75. Não deverá faltar, depois, a introdução ao sentido da oração da Igreja. Com efeito, rezar em nome da Igreja e pela Igreja faz parte do ministério do diácono. Isto exige uma reflexão sobre a originalidade da oração cristã e sobre o sentido da Liturgia das Horas, mas sobretudo a iniciação prática nela. Para isso, é preciso que em todos os encontros dos futuros diáconos haja um tempo consagrado a esta oração.

76. Finalmente, o diácono encarna o carisma do serviço como participação no ministério eclesiástico. Isto tem consequências importantes na sua vida espiritual, que deverá ser caracterizada pelas notas da obediência e da comunhão fraterna. Uma autêntica educação à obediência, em lugar de mortificar os dons recebidos com a graça da ordenação, garantirá ao entusiasmo apostólico a autenticidade eclesial. A comunhão com os irmãos ordenados, presbíteros e diáconos, por sua vez, é um bálsamo que sustenta e estimula a generosidade no ministério. O candidato deverá por isso ser educado no sentido de pertença ao corpo dos ministros ordenados, na colaboração fraterna com eles e na partilha espiritual.

77. Meios em ordem a esta formação são os retiros mensais e os exercícios espirituais anuais; as instruções, que deverão ser programadas segundo um plano orgânico e progessivo e tendo em conta as várias etapas da formação; o acompanhamento espiritual, que deve ser assíduo. É missão particular do director espiritual ajudar o candidato a discernir os sinais da sua vocação, a colocar-se numa atitude de contínua conversão, a amadurecer as características próprias da espiritualidade diaconal, recorrendo aos escritos da espiritualidade clássica e ao exemplo dos santos, para realizar uma síntese harmoniosa entre o estado de vida, a profissão e o ministério.

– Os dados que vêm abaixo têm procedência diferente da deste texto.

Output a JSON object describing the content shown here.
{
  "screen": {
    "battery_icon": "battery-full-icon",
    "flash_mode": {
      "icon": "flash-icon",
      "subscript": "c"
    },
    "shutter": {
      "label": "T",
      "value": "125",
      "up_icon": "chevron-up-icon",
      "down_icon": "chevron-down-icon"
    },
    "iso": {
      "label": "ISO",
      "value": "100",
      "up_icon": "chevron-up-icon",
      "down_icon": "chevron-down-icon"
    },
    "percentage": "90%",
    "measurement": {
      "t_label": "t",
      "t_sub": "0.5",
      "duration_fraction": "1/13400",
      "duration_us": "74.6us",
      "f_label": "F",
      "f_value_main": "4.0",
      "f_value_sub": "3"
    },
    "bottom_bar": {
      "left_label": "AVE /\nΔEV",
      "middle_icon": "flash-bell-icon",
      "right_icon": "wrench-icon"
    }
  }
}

78. Além disso, providencie-se para que as mulheres dos candidatos casados cresçam na consciência da vocação do marido e da própria missão ao lado deles. Sejam convidadas, portanto, a participar regularmente nos encontros de formação espiritual.

Promovam-se também iniciativas convenientes para sensibilizar os filhos para o ministério diaconal.




85) Cf. a entrega do livro dos Evangelhos, in Pontificale Romanum – De Ordinatione Episcopi, Presbyterorum et Diaconorum, n. 210: ed. cit., p. 125.